Ten years ago, it was felt that hypothermia was therapeutic by reducing brain basal metabolism and that a flat EEG was needed to provide brain protection. This metabolic model works well during ischemia, and the use of agents and conditions that produce a flat EEG are associated with improved neurologic outcome following interruption of brain blood flow. This protection needs to occur prior to the insult in order to be effective. It is now recognized that, following brain injury, there is release of excitatory neurotransmitters that can increase the death of brain cells. Agents that reduce the release of these neurotransmitters can improve brain function. Mild hypothermia is one of these treatments. In all animal models tested, mild hypothermia following injury is associated with improved brain survival and less injury. It is logical that this would be true in humans.
The challenge has been to apply hypothermia in a timely fashion without increasing risks. In both of the studies reviewed here, hypothermia was begun shortly after restoration of spontaneous circulation, and core temperature was reduced to the desired level within 8 hours. It is important to note that no patient in the hypothermic treatment group was hyperthermic on arrival at the emergency room. Cooling was begun during transport to the emergency room in both studies.
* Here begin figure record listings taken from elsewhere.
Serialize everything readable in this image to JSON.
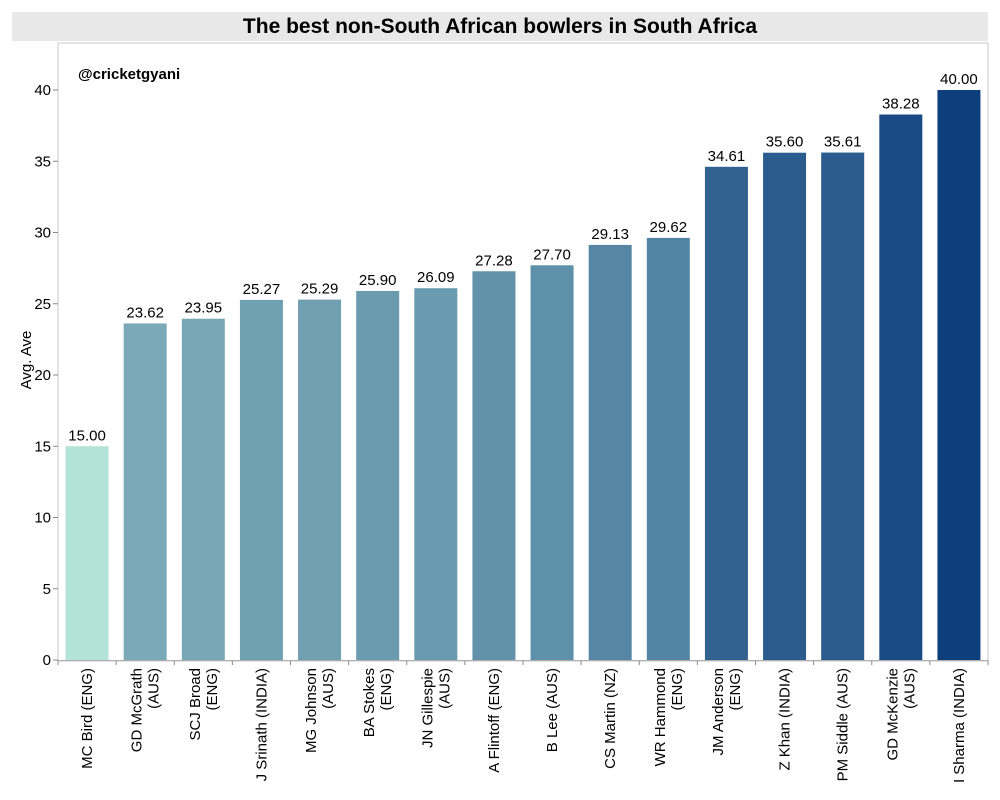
{
  "chart_data": {
    "type": "bar",
    "title": "The best non-South African bowlers in South Africa",
    "ylabel": "Avg. Ave",
    "xlabel": "",
    "annotation": "@cricketgyani",
    "ylim": [
      0,
      43
    ],
    "yticks": [
      0,
      5,
      10,
      15,
      20,
      25,
      30,
      35,
      40
    ],
    "grid": false,
    "categories": [
      [
        "MC Bird (ENG)"
      ],
      [
        "GD McGrath",
        "(AUS)"
      ],
      [
        "SCJ Broad",
        "(ENG)"
      ],
      [
        "J Srinath (INDIA)"
      ],
      [
        "MG Johnson",
        "(AUS)"
      ],
      [
        "BA Stokes",
        "(ENG)"
      ],
      [
        "JN Gillespie",
        "(AUS)"
      ],
      [
        "A Flintoff (ENG)"
      ],
      [
        "B Lee (AUS)"
      ],
      [
        "CS Martin (NZ)"
      ],
      [
        "WR Hammond",
        "(ENG)"
      ],
      [
        "JM Anderson",
        "(ENG)"
      ],
      [
        "Z Khan (INDIA)"
      ],
      [
        "PM Siddle (AUS)"
      ],
      [
        "GD McKenzie",
        "(AUS)"
      ],
      [
        "I Sharma (INDIA)"
      ]
    ],
    "values": [
      15.0,
      23.62,
      23.95,
      25.27,
      25.29,
      25.9,
      26.09,
      27.28,
      27.7,
      29.13,
      29.62,
      34.61,
      35.6,
      35.61,
      38.28,
      40.0
    ],
    "value_labels": [
      "15.00",
      "23.62",
      "23.95",
      "25.27",
      "25.29",
      "25.90",
      "26.09",
      "27.28",
      "27.70",
      "29.13",
      "29.62",
      "34.61",
      "35.60",
      "35.61",
      "38.28",
      "40.00"
    ],
    "color_scale": [
      "#b3e3d6",
      "#0e3f7d"
    ]
  }
}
The optimal duration of hypothermia remains unresolved. The Australian study started rewarming after 12 hours at 32-34°C. Normothermia was achieved in most patients by 24 hours after resuscitation. The European study maintained hypothermia for 24 hours before returning patients to normothermia. It seems that even the shorter period of cooling was effective.
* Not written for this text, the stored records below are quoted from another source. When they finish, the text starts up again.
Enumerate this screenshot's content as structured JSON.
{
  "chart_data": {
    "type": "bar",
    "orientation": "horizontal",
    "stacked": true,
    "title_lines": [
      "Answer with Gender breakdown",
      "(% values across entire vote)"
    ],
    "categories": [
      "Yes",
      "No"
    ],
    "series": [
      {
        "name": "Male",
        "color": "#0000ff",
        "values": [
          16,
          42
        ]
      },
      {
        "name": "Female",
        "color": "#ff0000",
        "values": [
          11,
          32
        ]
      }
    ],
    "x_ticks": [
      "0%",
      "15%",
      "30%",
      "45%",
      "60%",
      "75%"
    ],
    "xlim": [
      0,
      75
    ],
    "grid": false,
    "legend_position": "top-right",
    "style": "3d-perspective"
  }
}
From these studies, it is reasonable to consider inducing mild hypothermia in patients who fail to awaken following return of spontaneous circulation from cardiac arrest. With so few effective treatment options, it is exciting to see such a simple intervention have such a remarkable effect. The ideal candidates would have a reversible, primary arrhythmia as the cause of arrest. In some areas, it may not be practical to begin treatment on transport to the hospital, but certainly this therapy should be easily applied in the hospital setting and in-hospital arrests should be considered for this therapy.
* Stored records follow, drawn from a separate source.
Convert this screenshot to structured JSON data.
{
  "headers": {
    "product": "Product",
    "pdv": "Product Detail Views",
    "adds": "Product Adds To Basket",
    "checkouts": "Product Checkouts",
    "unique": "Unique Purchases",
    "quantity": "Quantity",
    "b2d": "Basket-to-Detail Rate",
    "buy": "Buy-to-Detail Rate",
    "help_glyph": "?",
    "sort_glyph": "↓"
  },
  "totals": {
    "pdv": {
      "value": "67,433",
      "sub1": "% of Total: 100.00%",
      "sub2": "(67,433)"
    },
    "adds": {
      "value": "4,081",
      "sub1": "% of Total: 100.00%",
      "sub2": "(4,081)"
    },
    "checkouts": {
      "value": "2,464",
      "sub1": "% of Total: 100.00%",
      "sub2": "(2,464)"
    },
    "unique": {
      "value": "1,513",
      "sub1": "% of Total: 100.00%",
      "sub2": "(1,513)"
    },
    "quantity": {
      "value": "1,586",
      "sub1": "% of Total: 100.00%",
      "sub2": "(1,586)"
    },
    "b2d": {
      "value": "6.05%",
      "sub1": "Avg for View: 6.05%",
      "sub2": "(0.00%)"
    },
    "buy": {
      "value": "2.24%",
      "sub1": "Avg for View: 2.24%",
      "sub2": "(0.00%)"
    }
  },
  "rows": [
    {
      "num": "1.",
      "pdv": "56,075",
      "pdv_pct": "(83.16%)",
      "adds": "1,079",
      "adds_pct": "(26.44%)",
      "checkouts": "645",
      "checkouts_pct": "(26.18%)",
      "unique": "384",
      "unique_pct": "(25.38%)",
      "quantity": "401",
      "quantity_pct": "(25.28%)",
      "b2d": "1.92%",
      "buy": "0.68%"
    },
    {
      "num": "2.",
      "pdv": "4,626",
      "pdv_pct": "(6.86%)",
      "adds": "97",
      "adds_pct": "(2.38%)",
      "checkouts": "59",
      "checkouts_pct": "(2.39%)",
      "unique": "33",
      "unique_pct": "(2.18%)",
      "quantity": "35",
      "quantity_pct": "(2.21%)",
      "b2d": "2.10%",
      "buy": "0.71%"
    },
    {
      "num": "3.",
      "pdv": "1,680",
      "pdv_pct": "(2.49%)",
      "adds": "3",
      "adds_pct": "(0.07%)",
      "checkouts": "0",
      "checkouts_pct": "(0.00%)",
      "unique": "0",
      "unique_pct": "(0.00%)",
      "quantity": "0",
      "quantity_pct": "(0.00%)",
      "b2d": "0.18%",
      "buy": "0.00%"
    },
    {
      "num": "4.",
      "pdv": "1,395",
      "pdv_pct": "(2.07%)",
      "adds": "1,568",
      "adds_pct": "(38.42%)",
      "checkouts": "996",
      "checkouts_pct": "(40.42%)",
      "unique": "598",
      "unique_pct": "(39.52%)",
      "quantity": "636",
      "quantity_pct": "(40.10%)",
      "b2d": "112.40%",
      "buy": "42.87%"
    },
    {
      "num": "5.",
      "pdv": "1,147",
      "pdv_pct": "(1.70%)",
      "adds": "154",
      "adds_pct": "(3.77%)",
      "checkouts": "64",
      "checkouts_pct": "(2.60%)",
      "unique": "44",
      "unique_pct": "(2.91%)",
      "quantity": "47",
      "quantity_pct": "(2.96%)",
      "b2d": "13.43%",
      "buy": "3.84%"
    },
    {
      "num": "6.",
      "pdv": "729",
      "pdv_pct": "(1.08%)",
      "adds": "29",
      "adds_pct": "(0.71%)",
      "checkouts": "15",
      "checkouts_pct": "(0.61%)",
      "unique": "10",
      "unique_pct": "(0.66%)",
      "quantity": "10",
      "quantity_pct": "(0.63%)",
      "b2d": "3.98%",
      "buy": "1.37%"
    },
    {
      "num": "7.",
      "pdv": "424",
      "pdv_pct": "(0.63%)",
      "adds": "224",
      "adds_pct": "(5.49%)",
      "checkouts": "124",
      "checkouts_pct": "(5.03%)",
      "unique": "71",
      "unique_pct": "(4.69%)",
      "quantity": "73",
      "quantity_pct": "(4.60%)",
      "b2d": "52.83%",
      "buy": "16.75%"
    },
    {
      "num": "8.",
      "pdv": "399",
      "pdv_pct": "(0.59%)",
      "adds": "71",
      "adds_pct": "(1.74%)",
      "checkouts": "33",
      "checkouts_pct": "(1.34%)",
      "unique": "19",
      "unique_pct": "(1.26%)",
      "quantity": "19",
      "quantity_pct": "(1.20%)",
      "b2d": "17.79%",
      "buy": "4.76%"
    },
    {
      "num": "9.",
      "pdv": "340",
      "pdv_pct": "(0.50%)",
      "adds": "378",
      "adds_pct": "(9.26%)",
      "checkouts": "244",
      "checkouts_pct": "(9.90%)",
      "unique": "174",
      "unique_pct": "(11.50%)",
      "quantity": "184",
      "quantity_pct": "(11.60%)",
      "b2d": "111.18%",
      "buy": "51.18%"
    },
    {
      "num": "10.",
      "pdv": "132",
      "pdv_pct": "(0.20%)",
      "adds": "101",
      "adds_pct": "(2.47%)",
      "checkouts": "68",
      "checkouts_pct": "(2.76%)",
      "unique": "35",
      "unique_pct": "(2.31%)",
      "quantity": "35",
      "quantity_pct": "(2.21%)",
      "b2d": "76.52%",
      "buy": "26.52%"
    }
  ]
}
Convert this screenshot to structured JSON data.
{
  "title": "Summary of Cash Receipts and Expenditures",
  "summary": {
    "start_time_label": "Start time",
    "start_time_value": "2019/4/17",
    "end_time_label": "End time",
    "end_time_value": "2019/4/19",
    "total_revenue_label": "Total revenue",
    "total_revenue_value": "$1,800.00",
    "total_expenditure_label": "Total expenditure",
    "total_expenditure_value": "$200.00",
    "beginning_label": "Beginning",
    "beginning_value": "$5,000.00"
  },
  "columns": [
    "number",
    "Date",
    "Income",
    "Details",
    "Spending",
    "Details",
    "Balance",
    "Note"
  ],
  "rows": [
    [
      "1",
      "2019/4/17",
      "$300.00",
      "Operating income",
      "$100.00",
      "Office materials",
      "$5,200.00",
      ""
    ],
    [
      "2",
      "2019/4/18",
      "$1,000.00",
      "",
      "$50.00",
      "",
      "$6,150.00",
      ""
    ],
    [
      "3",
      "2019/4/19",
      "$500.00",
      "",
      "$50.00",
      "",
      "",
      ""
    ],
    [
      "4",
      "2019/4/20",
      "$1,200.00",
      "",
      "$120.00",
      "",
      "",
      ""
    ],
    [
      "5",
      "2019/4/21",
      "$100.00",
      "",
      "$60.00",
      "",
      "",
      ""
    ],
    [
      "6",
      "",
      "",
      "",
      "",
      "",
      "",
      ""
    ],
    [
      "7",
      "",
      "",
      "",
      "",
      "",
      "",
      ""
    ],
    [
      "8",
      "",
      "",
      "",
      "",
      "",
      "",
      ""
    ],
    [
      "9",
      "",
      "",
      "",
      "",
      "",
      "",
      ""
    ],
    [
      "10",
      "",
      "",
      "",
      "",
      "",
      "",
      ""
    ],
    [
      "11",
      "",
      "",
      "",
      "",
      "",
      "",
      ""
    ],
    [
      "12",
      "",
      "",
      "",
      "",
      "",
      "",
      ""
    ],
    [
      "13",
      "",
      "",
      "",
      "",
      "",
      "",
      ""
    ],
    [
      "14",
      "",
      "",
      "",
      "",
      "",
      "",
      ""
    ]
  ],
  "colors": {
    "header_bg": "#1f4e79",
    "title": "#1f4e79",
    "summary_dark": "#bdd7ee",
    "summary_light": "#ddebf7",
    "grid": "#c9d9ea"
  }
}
Prevention of shivering was necessary and patients were sedated and paralyzed. This makes neurologic examination impossible. Although cardiac depression and arrhythmia were not limiting factors in these studies, the potential for cardiac compromise must be kept in mind. In addition, bleeding and infection are potential concerns. Further study will be needed to clarify these risks. They do not seem to be limiting at this time and should not prevent use of this intervention.
References
1. Marion DW, et al. Treatment of traumatic brain injury with moderate hypothermia. N Engl J Med. 1997;336: 540-546.
2. Clifton GL, et al. Lack of effect of induction of hypothermia after acute brain injury. N Engl J Med. 2001;344:556-563.